Dr. William Rees: Ecological Footprint

·          —Every individual, process, and activity has an impact on the earth via (1) resource use, (2) generation of waste and (3) use of service provided by nature. These inputs can be converted into biologically productive area, on a per hectare basis.
·          —Ecological footprint approximates the amount of productive land and water resources needed to sustain a population in producing all the goods we consume and to get rid of the wastes and pollution generated. It accounts the use of energy, food, water, building materials and all other consumables. Calculations are presented as a measure of land area in global hectares (gha) per capita. It is used as an indicator of environmental sustainability
·          —“How much land in various categories is required to support the region’s population indefinitely at a given material standard?” This varies depending on a region’s standard of living and is a per capita index which is an indication of the land area required (or consumed) to support a given population (Dr.
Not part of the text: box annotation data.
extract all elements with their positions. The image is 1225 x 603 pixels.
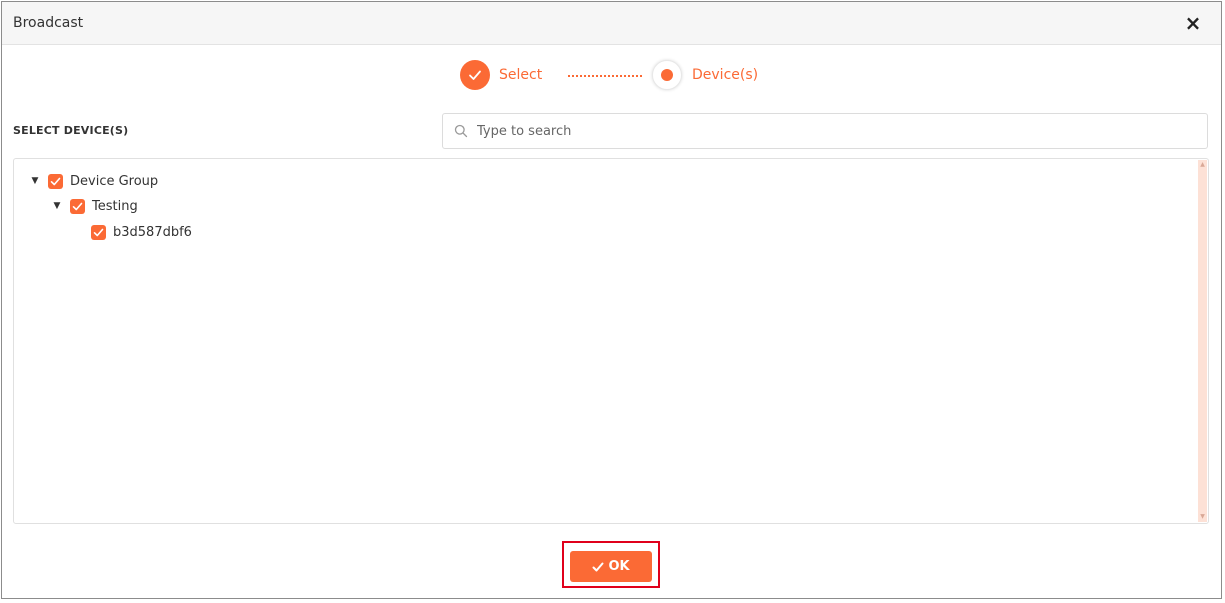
step-select-label: Select: [499, 67, 543, 83]
step-devices-indicator: [652, 60, 682, 90]
step-connector: [568, 75, 642, 77]
device-tree: ▼ Device Group ▼ Testing b3d587dbf6 ▲ ▼: [13, 158, 1209, 524]
tree-label: Device Group: [70, 173, 159, 189]
step-select-indicator: [460, 60, 490, 90]
ok-button-label: OK: [608, 559, 630, 574]
checkbox-checked-icon: [93, 228, 104, 236]
scroll-up-arrow-icon[interactable]: ▲: [1198, 160, 1207, 170]
broadcast-dialog: Broadcast × Select Device(s) SELECT DEVI…: [1, 1, 1222, 599]
select-devices-label: SELECT DEVICE(S): [13, 124, 129, 137]
checkbox-testing[interactable]: [70, 198, 85, 214]
close-icon[interactable]: ×: [1183, 11, 1203, 35]
checkbox-checked-icon: [72, 202, 83, 210]
dialog-header: Broadcast ×: [2, 2, 1221, 45]
search-icon: [454, 124, 468, 138]
checkbox-device[interactable]: [91, 224, 106, 240]
search-box[interactable]: [442, 113, 1208, 149]
checkbox-device-group[interactable]: [48, 173, 63, 189]
stepper: Select Device(s): [2, 59, 1221, 93]
caret-down-icon[interactable]: ▼: [30, 176, 40, 186]
check-icon: [469, 70, 481, 80]
search-input[interactable]: [477, 120, 1177, 142]
tree-node-device-group[interactable]: ▼ Device Group: [30, 171, 158, 191]
caret-down-icon[interactable]: ▼: [52, 201, 62, 211]
tree-label: b3d587dbf6: [113, 224, 192, 240]
check-icon: [592, 562, 604, 571]
dialog-title: Broadcast: [13, 15, 84, 31]
tree-node-testing[interactable]: ▼ Testing: [52, 196, 138, 216]
tree-node-device[interactable]: b3d587dbf6: [91, 222, 192, 242]
ok-button[interactable]: OK: [570, 551, 652, 582]
active-step-dot: [661, 69, 673, 81]
scroll-down-arrow-icon[interactable]: ▼: [1198, 512, 1207, 522]
scrollbar[interactable]: ▲ ▼: [1198, 160, 1207, 522]
checkbox-checked-icon: [50, 177, 61, 185]
step-devices-label: Device(s): [692, 67, 759, 83]
tree-label: Testing: [92, 198, 138, 214]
William Rees & Wackernagel, Ecological Footprint on Appropriated Carrying  Capacity EF/ACC, 1992).
·          —Every major category of consumption of waste discharge requires the productive or absorptive capacity of a finite area of land or water (ecosystem). In accounting for this land, the total area becomes the ecological footprint or the carrying capacity ‘appropriated’ by that economy. The concept of the ecological footprint describes how much carrying capacity is appropriated by any region, based on its standard of living, through the importing of resources from around the globe. Ecological Footprint provides society with a tool which indicates resource consumption and can be used in ranking development options based on their ecological impact.
·          —Calculating your ecological footprint gives an estimate of how much “nature” is consumed from your everyday life choices and if the planet, given its limited resources, can actually sustain this lifestyle.
·         — Human population and average consumption are increasing while the total area of productive land and stocks of natural capital are fixed or in decline
·         — Human induced ecological stress is a function not only population but also of  per capita consumption
·          —Consumption is growing more rapidly than population
·          —Ecological Footprint is intended as a quantitative measure of sustainability. EF may be used by civic groups to measure how sustainability is exceeded
·          —It is summation of a land use/consumption matrix.